Petrol marketers have blamed the fresh petrol scarcity in the country on supply challenges on the part of the sole importer of the premium commodity, the Nigerian National Petroleum Company (NNPC) Limited.

The marketers said they have had to resort to depot owners to get petrol available at their retail outlets hence the “slight” increment in the prices of the indispensable product across the country.

The National President of the Petroleum Products Retail Outlets Owners Association of Nigeria (PETROAN), Billy Gillis-Harry, spoke on behalf of the marketers on Tuesday’s Channels Television’s The Morning Brief breakfast programme.

Petrol scarcity hit the country late with the state-managed NNPC blaming the shortage on “adverse weather conditions” and “flooding”.

Snake-like queues have been seen at filling stations across the country. The situation has worsened traffic in states as the long queues spilt on major roads, hindering vehicular movement just as thousands of people were stranded at bus stops with transport fares doubling the previous amounts.

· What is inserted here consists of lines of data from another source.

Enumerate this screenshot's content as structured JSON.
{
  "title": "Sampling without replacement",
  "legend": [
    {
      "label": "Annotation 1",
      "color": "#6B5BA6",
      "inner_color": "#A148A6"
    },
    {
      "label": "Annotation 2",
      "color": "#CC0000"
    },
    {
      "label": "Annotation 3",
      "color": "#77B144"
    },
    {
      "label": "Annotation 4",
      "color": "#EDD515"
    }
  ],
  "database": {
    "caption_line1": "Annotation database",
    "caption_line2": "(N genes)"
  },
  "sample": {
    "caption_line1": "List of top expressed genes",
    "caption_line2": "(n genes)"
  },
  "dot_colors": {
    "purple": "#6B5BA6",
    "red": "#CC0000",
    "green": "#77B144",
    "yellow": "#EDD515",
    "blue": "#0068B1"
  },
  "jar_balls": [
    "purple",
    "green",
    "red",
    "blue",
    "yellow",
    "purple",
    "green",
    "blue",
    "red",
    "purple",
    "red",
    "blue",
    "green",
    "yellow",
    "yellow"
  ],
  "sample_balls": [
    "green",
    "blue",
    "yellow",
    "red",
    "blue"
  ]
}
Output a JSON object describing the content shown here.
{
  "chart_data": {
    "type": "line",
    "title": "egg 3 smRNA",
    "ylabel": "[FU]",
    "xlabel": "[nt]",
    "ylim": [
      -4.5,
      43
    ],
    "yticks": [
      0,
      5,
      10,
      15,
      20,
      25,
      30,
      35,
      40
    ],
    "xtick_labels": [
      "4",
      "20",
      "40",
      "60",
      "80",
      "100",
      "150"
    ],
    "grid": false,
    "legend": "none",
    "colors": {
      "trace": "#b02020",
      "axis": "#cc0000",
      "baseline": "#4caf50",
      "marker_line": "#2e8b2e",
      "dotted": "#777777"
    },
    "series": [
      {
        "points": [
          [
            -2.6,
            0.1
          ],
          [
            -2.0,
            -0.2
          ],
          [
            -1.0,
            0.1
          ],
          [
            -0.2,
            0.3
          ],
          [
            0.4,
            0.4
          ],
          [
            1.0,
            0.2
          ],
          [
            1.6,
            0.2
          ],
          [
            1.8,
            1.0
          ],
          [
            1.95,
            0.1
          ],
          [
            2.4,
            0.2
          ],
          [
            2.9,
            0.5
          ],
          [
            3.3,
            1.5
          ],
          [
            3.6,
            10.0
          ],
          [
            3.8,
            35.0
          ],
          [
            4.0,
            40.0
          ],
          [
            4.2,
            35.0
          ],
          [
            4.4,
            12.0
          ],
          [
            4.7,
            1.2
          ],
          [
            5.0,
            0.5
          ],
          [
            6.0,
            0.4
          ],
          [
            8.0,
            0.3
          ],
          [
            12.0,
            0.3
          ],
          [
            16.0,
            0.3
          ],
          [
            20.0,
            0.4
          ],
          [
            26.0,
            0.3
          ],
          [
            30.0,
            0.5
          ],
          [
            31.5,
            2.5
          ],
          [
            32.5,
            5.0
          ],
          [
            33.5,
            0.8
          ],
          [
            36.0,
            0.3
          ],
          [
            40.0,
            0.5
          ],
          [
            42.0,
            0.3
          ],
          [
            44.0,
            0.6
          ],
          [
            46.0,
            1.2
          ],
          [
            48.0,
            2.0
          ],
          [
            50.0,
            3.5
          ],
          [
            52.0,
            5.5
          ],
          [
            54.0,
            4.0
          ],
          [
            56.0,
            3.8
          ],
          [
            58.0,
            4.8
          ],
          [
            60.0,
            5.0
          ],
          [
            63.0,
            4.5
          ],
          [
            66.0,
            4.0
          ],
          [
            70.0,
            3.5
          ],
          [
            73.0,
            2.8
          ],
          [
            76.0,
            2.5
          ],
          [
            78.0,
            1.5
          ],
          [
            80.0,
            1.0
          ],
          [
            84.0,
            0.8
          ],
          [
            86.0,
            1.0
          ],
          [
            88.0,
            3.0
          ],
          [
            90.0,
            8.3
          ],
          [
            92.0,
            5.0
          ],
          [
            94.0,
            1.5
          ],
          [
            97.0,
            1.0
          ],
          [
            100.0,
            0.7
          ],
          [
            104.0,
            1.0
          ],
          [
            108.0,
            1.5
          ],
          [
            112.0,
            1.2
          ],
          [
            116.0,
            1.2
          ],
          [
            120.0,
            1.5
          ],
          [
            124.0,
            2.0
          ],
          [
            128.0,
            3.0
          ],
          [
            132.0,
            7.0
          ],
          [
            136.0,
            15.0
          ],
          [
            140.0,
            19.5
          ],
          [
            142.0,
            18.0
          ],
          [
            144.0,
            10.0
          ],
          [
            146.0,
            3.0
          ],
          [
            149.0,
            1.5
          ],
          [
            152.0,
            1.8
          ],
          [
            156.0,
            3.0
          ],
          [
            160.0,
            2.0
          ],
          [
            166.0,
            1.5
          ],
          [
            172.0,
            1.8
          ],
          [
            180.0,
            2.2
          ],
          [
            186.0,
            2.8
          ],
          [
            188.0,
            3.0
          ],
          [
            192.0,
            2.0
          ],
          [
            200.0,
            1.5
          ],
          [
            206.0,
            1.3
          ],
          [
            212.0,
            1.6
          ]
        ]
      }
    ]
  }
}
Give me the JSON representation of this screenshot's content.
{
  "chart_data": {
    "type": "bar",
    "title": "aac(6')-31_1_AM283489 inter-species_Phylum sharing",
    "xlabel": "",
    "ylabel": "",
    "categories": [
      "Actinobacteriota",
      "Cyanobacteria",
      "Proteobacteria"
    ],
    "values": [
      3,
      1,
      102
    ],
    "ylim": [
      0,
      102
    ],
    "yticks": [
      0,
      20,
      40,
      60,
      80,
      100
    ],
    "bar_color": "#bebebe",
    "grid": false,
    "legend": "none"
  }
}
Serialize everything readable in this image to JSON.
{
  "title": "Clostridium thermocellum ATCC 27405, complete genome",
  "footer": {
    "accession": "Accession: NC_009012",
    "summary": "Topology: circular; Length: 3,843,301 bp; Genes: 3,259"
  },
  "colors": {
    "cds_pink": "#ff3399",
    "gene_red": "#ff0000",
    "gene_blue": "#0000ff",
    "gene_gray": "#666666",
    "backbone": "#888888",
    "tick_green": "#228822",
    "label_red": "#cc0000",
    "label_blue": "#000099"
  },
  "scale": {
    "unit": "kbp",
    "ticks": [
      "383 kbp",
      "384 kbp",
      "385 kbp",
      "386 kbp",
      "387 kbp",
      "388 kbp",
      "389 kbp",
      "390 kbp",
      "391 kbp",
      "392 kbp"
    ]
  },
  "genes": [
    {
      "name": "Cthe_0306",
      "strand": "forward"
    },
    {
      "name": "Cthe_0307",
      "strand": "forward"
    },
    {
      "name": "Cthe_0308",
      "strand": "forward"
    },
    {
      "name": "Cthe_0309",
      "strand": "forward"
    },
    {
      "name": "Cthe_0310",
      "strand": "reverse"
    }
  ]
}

Aside from NNPC filling stations selling at about ₦570 in Lagos, retail outlets owned by independent marketers jerked up their prices from about ₦615 to over ₦650. The prices are far higher in Abuja and other states.

PETROAN chief (Gillis-Harry) confirmed that the NNPC, which imports petrol into the country and supplies marketers, has not changed its price but “if we do not get the product directly from NNPC, we will get it from depots struggling to do everything to get products out in the market, so the prices will not be the same”.

He said the NNPC was carrying out an upgrade on its platform and that should be concluded as soon as possible “but that did not stop NNPC from making alternative arrangements to make sure we have petroleum products. As far as we know, the challenges are all supply-based”.

“If there is anybody to be blamed; it should be blamed from the source of the products because retailers only sell what we are given, we do not import or refine,” he added.

Gillis-Harry said the cost of logistics was getting more complex daily because diesel used by trucks has also become scarce and expensive. He said the prices of logistics for fuel distribution across Nigeria should be subsidised by the government.

He denied the allegations that petrol marketers are taking advantage of Nigerians by hiking the prices of the commodity. He said the highest cost of petrol should not be more than ₦680.

“I would expect that the highest price in petroleum where the depots operate – Lagos, Delta, Calabar, Rivers State – should be anything between ₦620 to ₦680 maximum. And when you add all the transportation issues that should take it from state to state, you can then look at the incremental additions that can come in, and make us not to be selling at ₦1,000,” Gillis-Harry said.